O deputado Macaco, agora Chico, olhou para o lado e disse um pouco tímido:

– Cão usando óculos?! Do jeito que ele é malcriado, que anda sempre em bulha… a lutar?! Deus do Céu! Vai ter que comprar óculos todos os dias.

Antes de se despedir e de se ir embora, o Advogado expôs algumas das preocupações da Amnistia Internacional e da Comissão Nacional para os Direitos dos Bichos.

– Vou-me despedir de vocês, mas não sem confessar primeiro que estou seriamente preocupado. E deixar-vos saber que a Comunidade Internacional está igualmente preocupada e verdadeiramente engajada em resolver o caso e exigir que a justiça se faça. As suas prioridades estão centradas no combate aos crimes com coberturas institucionais, a marimbância das investigações e a desenfreada corrupção constatada. Vejamos: um pobre investe as suas economia na educação e formação de seus filhos, mandando-os pra faculdade, de onde saem bem formados e com altas notas, entretanto, não encontram trabalho se não participarem em concursos fantoches, cujos resultados são viciados e estupidamente desrespeitados. A Comunidade Internacional está a trabalhar afincadamente para proibir que, para serem diretores ou PCAs das empresas Públicas, não valha apenas o Certificado de Habilitações Literárias. Tem-se constatado que o Cartão do Militante do Partido no poder tem um peso maior do que o do diploma de um Mestre ou de um Doutor, ou até de um Pós-Doutor ou especialista na área, alegando-se, como argumento, a confiança política.

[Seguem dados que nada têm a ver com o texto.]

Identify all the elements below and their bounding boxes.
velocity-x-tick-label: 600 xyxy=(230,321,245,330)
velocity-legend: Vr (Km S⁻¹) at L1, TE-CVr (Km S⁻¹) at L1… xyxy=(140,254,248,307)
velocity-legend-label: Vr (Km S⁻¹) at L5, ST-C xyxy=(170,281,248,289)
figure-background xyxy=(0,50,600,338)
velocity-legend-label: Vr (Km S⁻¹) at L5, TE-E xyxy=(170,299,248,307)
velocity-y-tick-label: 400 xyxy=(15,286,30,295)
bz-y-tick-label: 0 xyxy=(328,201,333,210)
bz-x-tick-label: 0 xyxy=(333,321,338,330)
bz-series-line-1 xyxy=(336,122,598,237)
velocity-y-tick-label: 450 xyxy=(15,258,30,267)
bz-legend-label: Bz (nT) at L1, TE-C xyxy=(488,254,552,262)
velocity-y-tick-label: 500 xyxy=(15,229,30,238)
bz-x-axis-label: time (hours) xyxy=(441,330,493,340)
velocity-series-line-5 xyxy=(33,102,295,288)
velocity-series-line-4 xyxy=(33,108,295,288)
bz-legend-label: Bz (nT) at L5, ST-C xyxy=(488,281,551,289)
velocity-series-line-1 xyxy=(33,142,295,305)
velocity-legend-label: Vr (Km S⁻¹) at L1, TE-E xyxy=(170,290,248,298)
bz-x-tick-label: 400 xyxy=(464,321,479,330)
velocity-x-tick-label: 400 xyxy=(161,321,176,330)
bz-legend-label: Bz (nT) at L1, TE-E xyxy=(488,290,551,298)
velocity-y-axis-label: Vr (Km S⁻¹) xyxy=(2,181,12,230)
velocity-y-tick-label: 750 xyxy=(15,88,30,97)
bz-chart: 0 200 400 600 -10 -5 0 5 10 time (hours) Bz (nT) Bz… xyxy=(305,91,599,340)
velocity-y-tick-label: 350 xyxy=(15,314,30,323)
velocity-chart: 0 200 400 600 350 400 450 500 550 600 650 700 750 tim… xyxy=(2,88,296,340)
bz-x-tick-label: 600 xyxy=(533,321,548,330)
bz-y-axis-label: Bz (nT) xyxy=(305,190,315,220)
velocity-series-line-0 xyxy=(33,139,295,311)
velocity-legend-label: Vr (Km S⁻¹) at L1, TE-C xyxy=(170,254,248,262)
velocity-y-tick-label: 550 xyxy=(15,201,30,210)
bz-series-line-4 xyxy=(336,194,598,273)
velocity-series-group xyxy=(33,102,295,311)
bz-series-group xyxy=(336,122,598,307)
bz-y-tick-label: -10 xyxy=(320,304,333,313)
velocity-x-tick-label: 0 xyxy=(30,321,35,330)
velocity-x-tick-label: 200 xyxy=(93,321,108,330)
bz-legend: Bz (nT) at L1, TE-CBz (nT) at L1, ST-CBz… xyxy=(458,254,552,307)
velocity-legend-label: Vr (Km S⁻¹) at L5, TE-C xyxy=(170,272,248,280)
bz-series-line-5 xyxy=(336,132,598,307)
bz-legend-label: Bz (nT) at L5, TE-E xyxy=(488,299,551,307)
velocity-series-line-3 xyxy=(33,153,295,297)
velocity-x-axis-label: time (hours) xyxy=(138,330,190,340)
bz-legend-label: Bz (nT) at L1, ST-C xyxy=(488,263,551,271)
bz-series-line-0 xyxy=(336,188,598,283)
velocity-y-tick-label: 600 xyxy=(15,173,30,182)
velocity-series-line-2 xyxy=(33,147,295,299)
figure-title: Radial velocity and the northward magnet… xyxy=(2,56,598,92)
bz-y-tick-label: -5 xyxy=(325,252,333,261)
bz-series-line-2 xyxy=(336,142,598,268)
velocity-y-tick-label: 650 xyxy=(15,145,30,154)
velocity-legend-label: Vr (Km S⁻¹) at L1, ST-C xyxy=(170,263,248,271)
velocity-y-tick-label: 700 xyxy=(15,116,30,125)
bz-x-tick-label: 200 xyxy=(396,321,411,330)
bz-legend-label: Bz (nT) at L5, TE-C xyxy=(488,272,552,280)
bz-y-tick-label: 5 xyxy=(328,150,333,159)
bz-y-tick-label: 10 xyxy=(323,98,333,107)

A Porca-da-Índia olhou para os seus incontáveis filhotes e falou para eles:

– Não vos vou mandar para a escola, coisa nenhuma. Vou ensinar-vos a cantar o Hino Nacional, a saber os nomes dos Presidentes da República, dos Primeiros-ministros, dos Ministros e Secretários de Estado. Vou ensinar-vos a seguir as sondagens e dar vivas definitivos só no fim das campanhas eleitorais, quando já se conhecem as sondagens e já se têm a certeza de qual Partido irá ganhar.
– Vejo que não vamos ficar com apenas um Bichinho Verde aqui – disse Pombo.

– Quero lá saber! Não lhes vou ensinar a fazer as contas nem decorar a tabuada. Ensino-lhes como roubar sem serem chamados ladrões.
– Como? – perguntou Chico com muita curiosidade.

– Vou ensinar-lhes a desviar. A desviar do cofre do povo para as contas bancárias deles. Sendo assim, se forem apanhados depois de um bom desvio, serão perdoados porque não terão culpa. Dirão que aconteceu porque não souberam contar. Vão todos ser políticos. Ensino-lhes, sobretudo, a não ter vergonha de nada e de ninguém. Vou prepará-los para isso. E vou já fazer-lhes Cartão de Militante. Vou fazer a cada um deles um Cartão de cada Partido. Isso é que está a dar.